Rangkaian kegiatan dimulai dengan gerak jalan bersama. Dari sana, para kader melanjutkan perjalanan menggunakan kendaraan bermotor menuju kawasan Kintamani.

Di kawasan tersebut, kegiatan dilanjutkan dengan penanaman pohon di sekitar Danau Batur dan kawasan Bukit Penulisan. Aksi kemudian diteruskan dengan kegiatan bersih-bersih di kawasan Pantai Sanur, Denpasar.

Rangkaian kegiatan itu sekaligus menggambarkan pesan yang ingin dibangun Demokrat Denpasar: kepedulian terhadap lingkungan tidak mengenal batas wilayah.

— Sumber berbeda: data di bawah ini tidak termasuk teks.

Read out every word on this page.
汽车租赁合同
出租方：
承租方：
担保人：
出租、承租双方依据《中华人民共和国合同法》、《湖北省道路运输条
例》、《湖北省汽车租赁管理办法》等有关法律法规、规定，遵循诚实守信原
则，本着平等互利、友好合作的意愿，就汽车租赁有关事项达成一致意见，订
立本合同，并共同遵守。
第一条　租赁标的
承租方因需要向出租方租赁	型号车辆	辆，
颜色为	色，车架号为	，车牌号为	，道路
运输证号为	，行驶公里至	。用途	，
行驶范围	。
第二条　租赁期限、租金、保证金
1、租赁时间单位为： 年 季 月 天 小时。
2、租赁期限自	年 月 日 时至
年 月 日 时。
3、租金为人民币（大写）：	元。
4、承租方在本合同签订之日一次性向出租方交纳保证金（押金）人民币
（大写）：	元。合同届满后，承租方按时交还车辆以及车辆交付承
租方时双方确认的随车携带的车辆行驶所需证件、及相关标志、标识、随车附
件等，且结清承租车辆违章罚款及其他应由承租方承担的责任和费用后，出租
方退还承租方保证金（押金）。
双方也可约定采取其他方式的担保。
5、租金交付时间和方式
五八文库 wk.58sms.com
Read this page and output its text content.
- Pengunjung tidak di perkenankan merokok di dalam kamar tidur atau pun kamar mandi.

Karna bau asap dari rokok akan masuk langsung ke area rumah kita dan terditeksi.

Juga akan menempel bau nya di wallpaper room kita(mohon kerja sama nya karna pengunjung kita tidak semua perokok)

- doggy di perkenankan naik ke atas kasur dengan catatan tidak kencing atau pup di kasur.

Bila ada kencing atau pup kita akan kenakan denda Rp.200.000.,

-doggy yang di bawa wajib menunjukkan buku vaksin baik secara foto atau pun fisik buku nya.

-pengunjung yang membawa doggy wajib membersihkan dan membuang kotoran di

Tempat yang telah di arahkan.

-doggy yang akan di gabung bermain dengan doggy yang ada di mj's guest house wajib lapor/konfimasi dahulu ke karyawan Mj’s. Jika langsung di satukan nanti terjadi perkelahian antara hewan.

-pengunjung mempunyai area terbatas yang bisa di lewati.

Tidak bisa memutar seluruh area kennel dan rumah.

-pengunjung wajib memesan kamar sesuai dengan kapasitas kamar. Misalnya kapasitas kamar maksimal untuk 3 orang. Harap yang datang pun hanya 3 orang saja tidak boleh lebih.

Dari kawasan pegunungan hingga pesisir, alam Bali membutuhkan perhatian dan keterlibatan semua pihak.

Menanam Pohon, Menanam Kesadaran

Selain penghijauan, persoalan sampah menjadi perhatian penting dalam kegiatan tersebut.

Gung Cilik menilai persoalan sampah plastik tidak dapat diselesaikan hanya melalui kegiatan bersih-bersih sesaat. Diperlukan perubahan perilaku masyarakat, terutama melalui kebiasaan memilah dan mengelola sampah sejak dari sumbernya.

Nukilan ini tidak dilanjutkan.